Livres - Mangas / Manhwa / Manhua

L’Oxalis et l’Or d’Eiichi Kitano

Titre : L’Oxalis et l’Or

Auteur : Eiichi Kitano

Éditeur vf : Glénat (seinen)

Année de parution vf : Depuis 2020

Nombre de tomes : 5 (en cours)

Histoire : 1849. L’Irlande est décimée par la Grande Famine, qui a coûté à Amelia et Conor leurs familles et leur ferme. Les deux adolescents errent dans la campagne et fouillent des cadavres pour subsister, avec un seul projet en tête: émigrer aux États-Unis d’Amérique et prendre part à la ruée vers l’or en Californie, qui vient de commencer. Après les épreuves qu’ils ont endurées, et surtout la mort terrible du jeune frère de Conor, ils pensent ne pouvoir trouver le bonheur qu’en devenant riches à millions et en se mettant ainsi à jamais à l’abri du besoin. Parviendront-ils à réaliser ce rêve américain, malgré les nombreux obstacles qui se mettent en travers de leur chemin ?!

 Mon avis :

Tome 1

J’ai toujours été de tout temps amatrice de récits historiques et encore plus quand je connais mal le sujet comme c’est le cas ici avec le thème de la ruée vers l’or des Irlandais fuyant la famine ravageant leur pays au XIXe siècle. Du coup, quand j’ai vu que Glénat proposait un manga sur ce thème, j’en ai été ravie. C’est une fois de plus la preuve qu’on peut écrire sur tout et n’importe quoi du moment qu’on sait comment le raconter.
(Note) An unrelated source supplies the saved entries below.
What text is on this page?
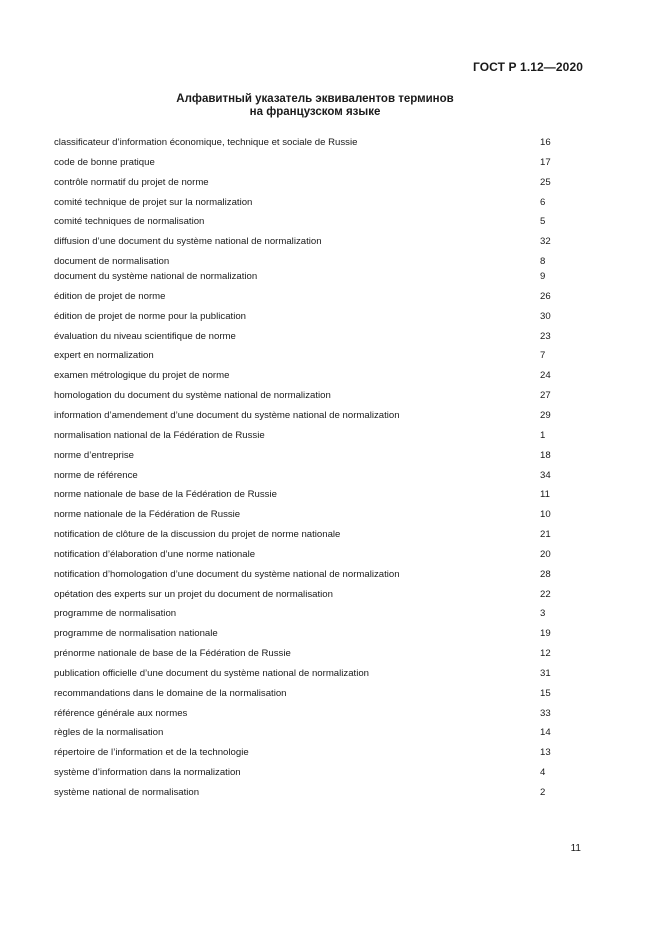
ГОСТ Р 1.12—2020
Алфавитный указатель эквивалентов терминов
на французском языке
classificateur d’information économique, technique et sociale de Russie	16
code de bonne pratique	17
contrôle normatif du projet de norme	25
comité technique de projet sur la normalization	6
comité techniques de normalisation	5
diffusion d’une document du système national de normalization	32
document de normalisation	8
document du système national de normalization	9
édition de projet de norme	26
édition de projet de norme pour la publication	30
évaluation du niveau scientifique de norme	23
expert en normalization	7
examen métrologique du projet de norme	24
homologation du document du système national de normalization	27
information d’amendement d’une document du système national de normalization	29
normalisation national de la Fédération de Russie	1
norme d’entreprise	18
norme de référence	34
norme nationale de base de la Fédération de Russie	11
norme nationale de la Fédération de Russie	10
notification de clôture de la discussion du projet de norme nationale	21
notification d’élaboration d’une norme nationale	20
notification d’homologation d’une document du système national de normalization	28
opétation des experts sur un projet du document de normalisation	22
programme de normalisation	3
programme de normalisation nationale	19
prénorme nationale de base de la Fédération de Russie	12
publication officielle d’une document du système national de normalization	31
recommandations dans le domaine de la normalisation	15
référence générale aux normes	33
règles de la normalisation	14
répertoire de l’information et de la technologie	13
système d’information dans la normalization	4
système national de normalisation	2
11
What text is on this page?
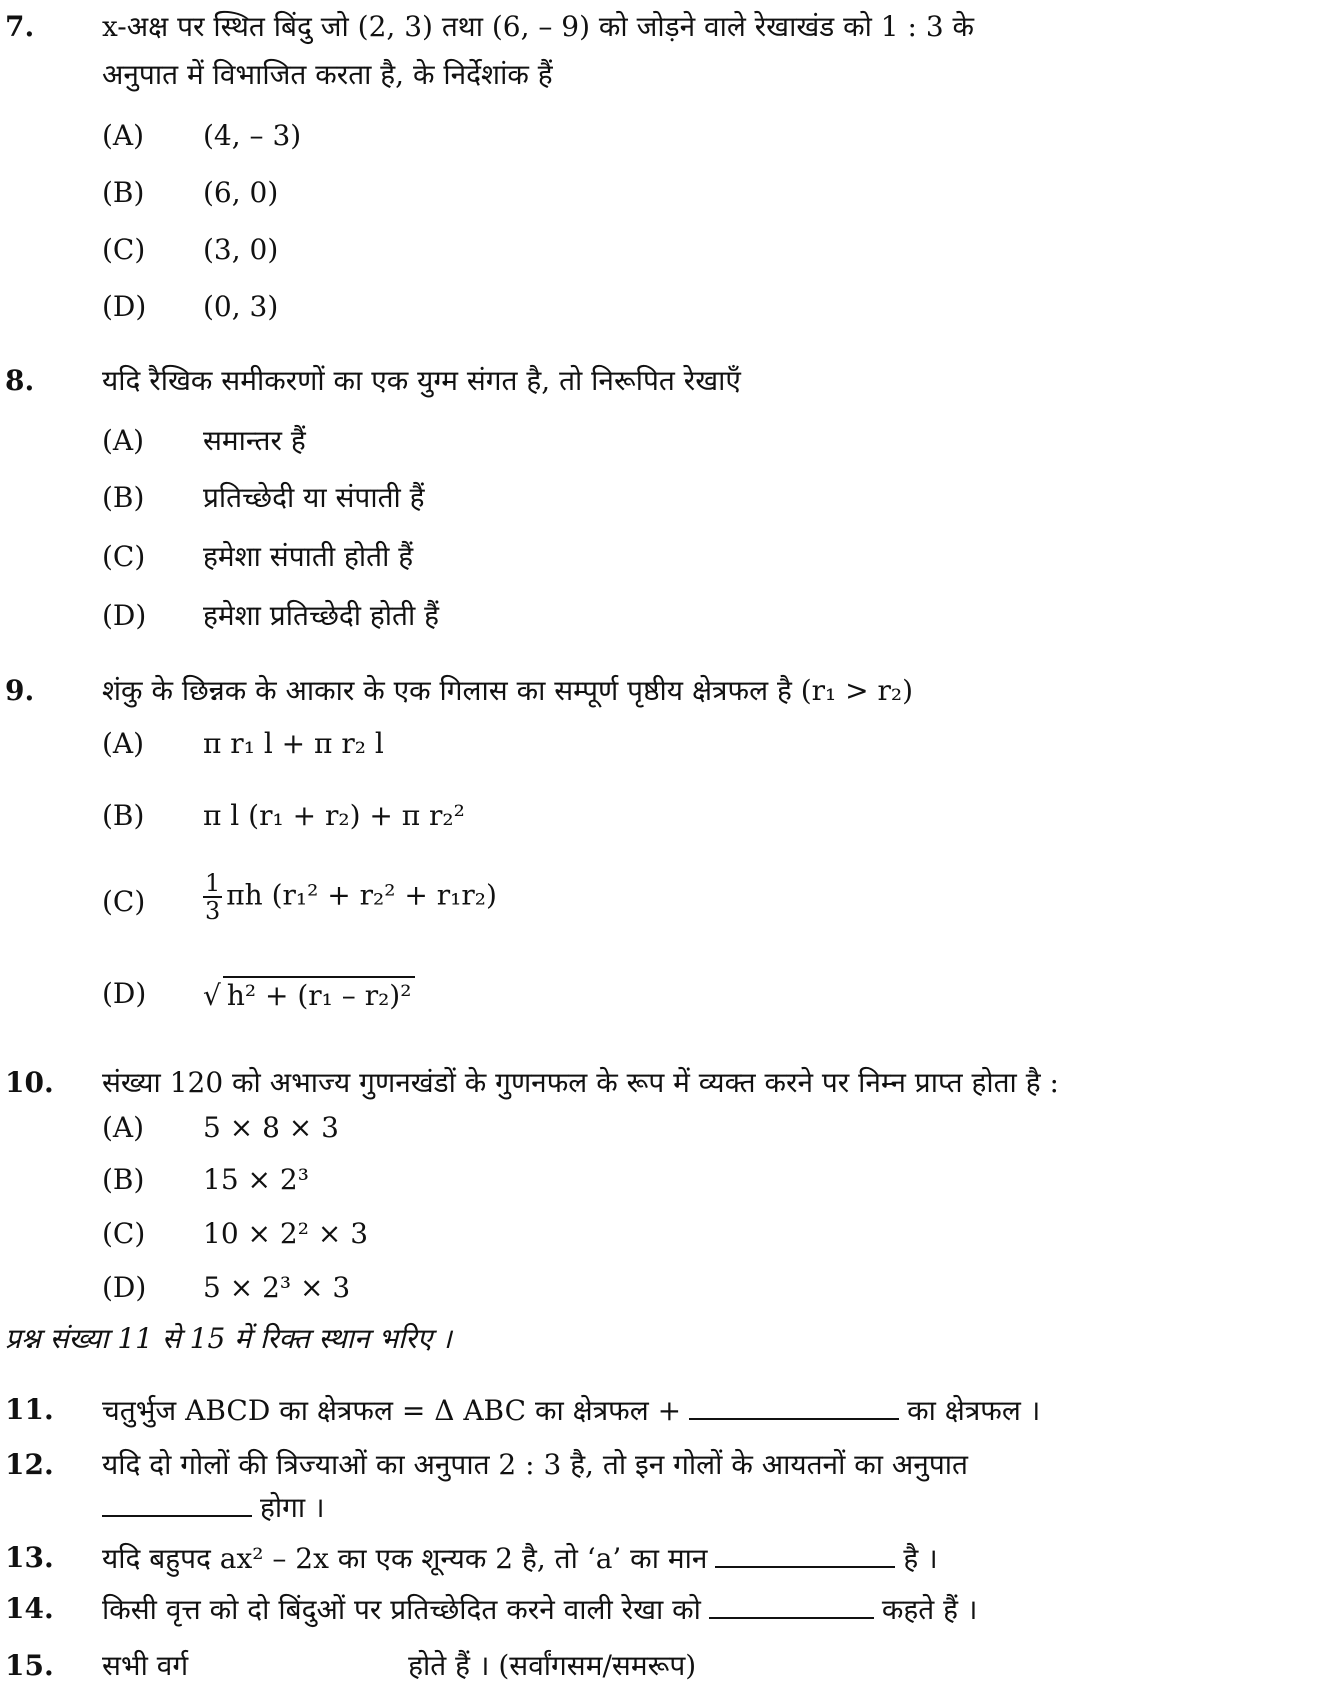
7. x-अक्ष पर स्थित बिंदु जो (2, 3) तथा (6, – 9) को जोड़ने वाले रेखाखंड को 1 : 3 के
अनुपात में विभाजित करता है, के निर्देशांक हैं
(A) (4, – 3)
(B) (6, 0)
(C) (3, 0)
(D) (0, 3)
8. यदि रैखिक समीकरणों का एक युग्म संगत है, तो निरूपित रेखाएँ
(A) समान्तर हैं
(B) प्रतिच्छेदी या संपाती हैं
(C) हमेशा संपाती होती हैं
(D) हमेशा प्रतिच्छेदी होती हैं
9. शंकु के छिन्नक के आकार के एक गिलास का सम्पूर्ण पृष्ठीय क्षेत्रफल है (r₁ > r₂)
(A) π r₁ l + π r₂ l
(B) π l (r₁ + r₂) + π r₂²
$(C) \frac{1}{3}$ πh (r₁² + r₂² + r₁r₂)
(D) √ h² + (r₁ – r₂)²
10. संख्या 120 को अभाज्य गुणनखंडों के गुणनफल के रूप में व्यक्त करने पर निम्न प्राप्त होता है :
(A) 5 × 8 × 3
(B) 15 × 2³
(C) 10 × 2² × 3
(D) 5 × 2³ × 3
प्रश्न संख्या 11 से 15 में रिक्त स्थान भरिए ।
11. चतुर्भुज ABCD का क्षेत्रफल = Δ ABC का क्षेत्रफल +	का क्षेत्रफल ।
12. यदि दो गोलों की त्रिज्याओं का अनुपात 2 : 3 है, तो इन गोलों के आयतनों का अनुपात
होगा ।
13. यदि बहुपद ax² – 2x का एक शून्यक 2 है, तो ‘a’ का मान	है ।
14. किसी वृत्त को दो बिंदुओं पर प्रतिच्छेदित करने वाली रेखा को	कहते हैं ।
15. सभी वर्ग	होते हैं । (सर्वांगसम/समरूप)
L’Oxalis et l’Or est un seinen issu de l’Ultra Jump de Shueisha où Eiichi Kitano fait ses armes après deux courts titres plus orientés shonen parus dans la première moitié des années 2010. Sa série actuelle avance tranquillement à un rythme mensuel et propose actuellement 4 tomes au Japon sans être finie pour autant.

Dans ce seinen, le mangaka allie Histoire, drame et humour. Il s’est documenté sur la Grande famine de la patate qui a eu lieu en Irlande au milieu du XIXe siècle et qui a fait des ravages là-bas, poussant tout une partie de la population à accélérer son immigration vers les Etats-Unis où à la même époque on a découvert les premières mines d’or californiennes. C’est donc dans cette ambiance dramatique d’un côté et pleine d’espoir de l’autre que va évoluer notre héroïne, une jeune fermière affamée de 14 ans et son domestique.
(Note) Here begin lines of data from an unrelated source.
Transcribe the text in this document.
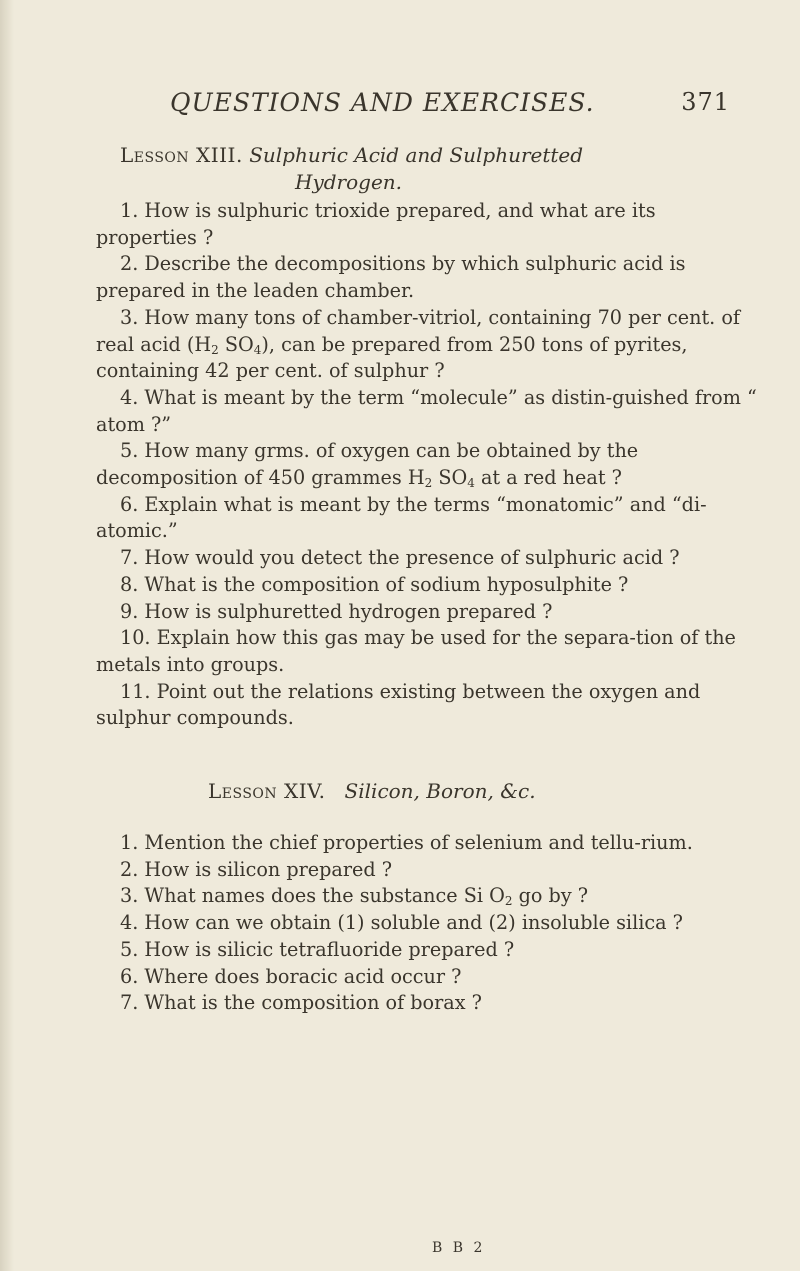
QUESTIONS AND EXERCISES.	371
Lesson XIII. Sulphuric Acid and Sulphuretted
Hydrogen.

1. How is sulphuric trioxide prepared, and what are its properties ?

2. Describe the decompositions by which sulphuric acid is prepared in the leaden chamber.

3. How many tons of chamber-vitriol, containing 70 per cent. of real acid ($H_2$ $SO_4$), can be prepared from 250 tons of pyrites, containing 42 per cent. of sulphur ?

4. What is meant by the term “molecule” as distin-guished from “ atom ?”

5. How many grms. of oxygen can be obtained by the decomposition of 450 grammes $H_2$ $SO_4$ at a red heat ?

6. Explain what is meant by the terms “monatomic” and “di-atomic.”

7. How would you detect the presence of sulphuric acid ?

8. What is the composition of sodium hyposulphite ?

9. How is sulphuretted hydrogen prepared ?

10. Explain how this gas may be used for the separa-tion of the metals into groups.

11. Point out the relations existing between the oxygen and sulphur compounds.

Lesson XIV. Silicon, Boron, &c.

1. Mention the chief properties of selenium and tellu-rium.

2. How is silicon prepared ?

3. What names does the substance Si $O_2$ go by ?

4. How can we obtain (1) soluble and (2) insoluble silica ?

5. How is silicic tetrafluoride prepared ?

6. Where does boracic acid occur ?

7. What is the composition of borax ?

B B 2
J’ai trouvé le sujet vraiment très intéressant et bien traité par rapport à ce que j’en connaissais. L’auteur nous raconte bien comment la famine a eu lieu, ses conséquences et rend crédible les actions de l’héroïne aussi bien en Irlande que sur le bateau et ensuite aux Etats-Unis. Le récit de la traversée correspond aussi à ce que l’on en sait avec ses problèmes d’hygiène et de mortalité. Il en va de même avec la vie à New York quand on est immigré pauvre et Irlandais. Le phénomène des bandes est par exemple bien documenté et parfaitement retranscrit ici, rappelant l’excellent Gang of New York de Scorsese. Rien ne nous est épargné. Le monde dont il est question est très dur. On voit la misère la plus extrême, on entrevoit une forme de cannibalisme, on découvre la violence. Mais l’auteur laisse aussi une porte ouverte pour qu’on ait de l’espoir, grâce à cette opportunité qu’offre une nouvelle vie, ailleurs, dans un pays qui potentiellement permet de s’enrichir si on a de la chance. C’est le mythe de la ruée vers l’or.
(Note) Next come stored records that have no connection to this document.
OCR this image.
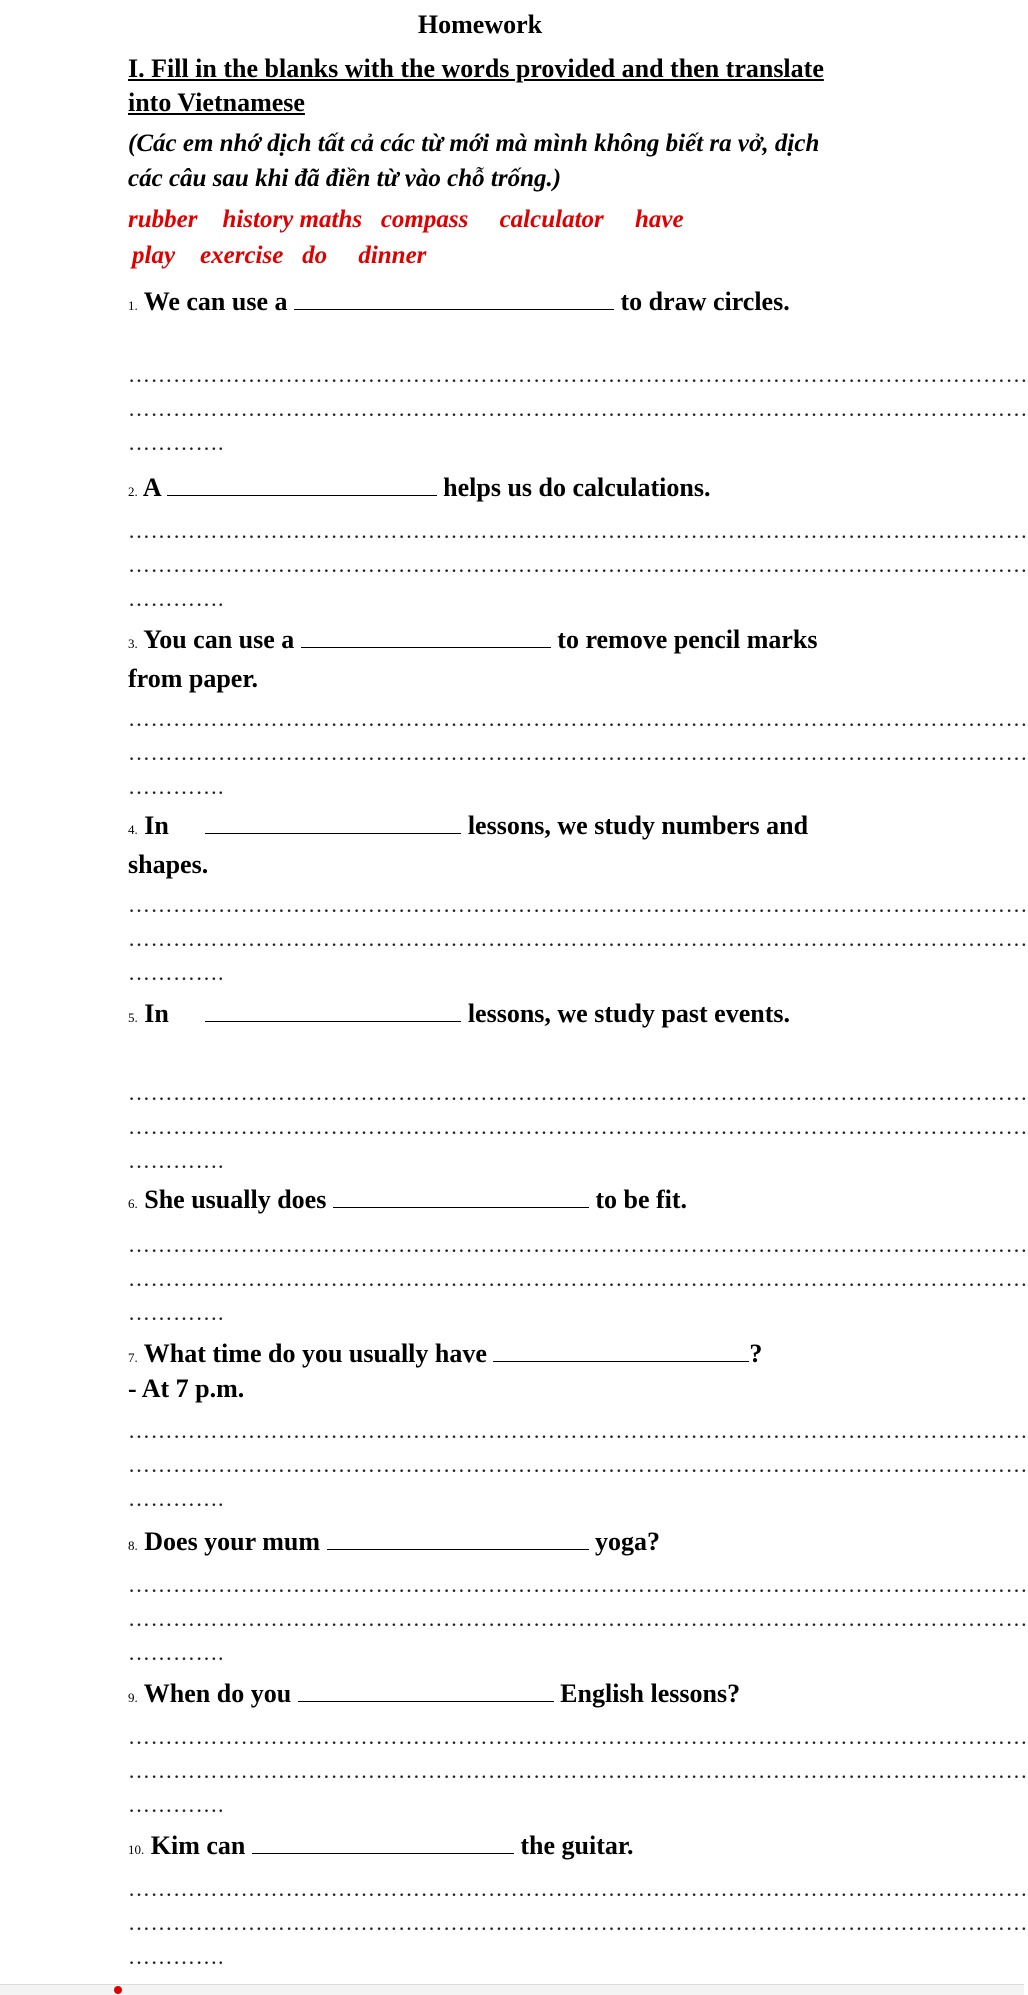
Homework
I. Fill in the blanks with the words provided and then translate into Vietnamese
(Các em nhớ dịch tất cả các từ mới mà mình không biết ra vở, dịch các câu sau khi đã điền từ vào chỗ trống.)
rubber    history maths   compass     calculator     have
play    exercise   do     dinner
1. We can use a	to draw circles.
…………………………………………………………………………………………………………
…………………………………………………………………………………………………………
………….
2. A	helps us do calculations.
…………………………………………………………………………………………………………
…………………………………………………………………………………………………………
………….
3. You can use a	to remove pencil marks from paper.
…………………………………………………………………………………………………………
…………………………………………………………………………………………………………
………….
4. In	lessons, we study numbers and shapes.
…………………………………………………………………………………………………………
…………………………………………………………………………………………………………
………….
5. In	lessons, we study past events.
…………………………………………………………………………………………………………
…………………………………………………………………………………………………………
………….
6. She usually does	to be fit.
…………………………………………………………………………………………………………
…………………………………………………………………………………………………………
………….
7. What time do you usually have	?
- At 7 p.m.
…………………………………………………………………………………………………………
…………………………………………………………………………………………………………
………….
8. Does your mum	yoga?
…………………………………………………………………………………………………………
…………………………………………………………………………………………………………
………….
9. When do you	English lessons?
…………………………………………………………………………………………………………
…………………………………………………………………………………………………………
………….
10. Kim can	the guitar.
…………………………………………………………………………………………………………
…………………………………………………………………………………………………………
………….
Le problème dans tout ça, c’est que même si le récit est intéressant et bien documenté, la narration, elle, pêche. J’ai eu le sentiment que l’auteur ne trouvait jamais le juste ton pour raconter son histoire et ça m’a vraiment gênée. Il y a tout d’abord un humour incongru et inopportun qui surgit bien trop souvent à des moments où l’histoire se veut dramatique, ce qui casse tout. Et à l’inverse, il y a des moments où le drame est bien trop surjoué pour être crédible, du moins dans l’expression de celui-ci sur les visages des personnages. Du coup, ça rend l’histoire bien moins crédible et c’est fort dommage.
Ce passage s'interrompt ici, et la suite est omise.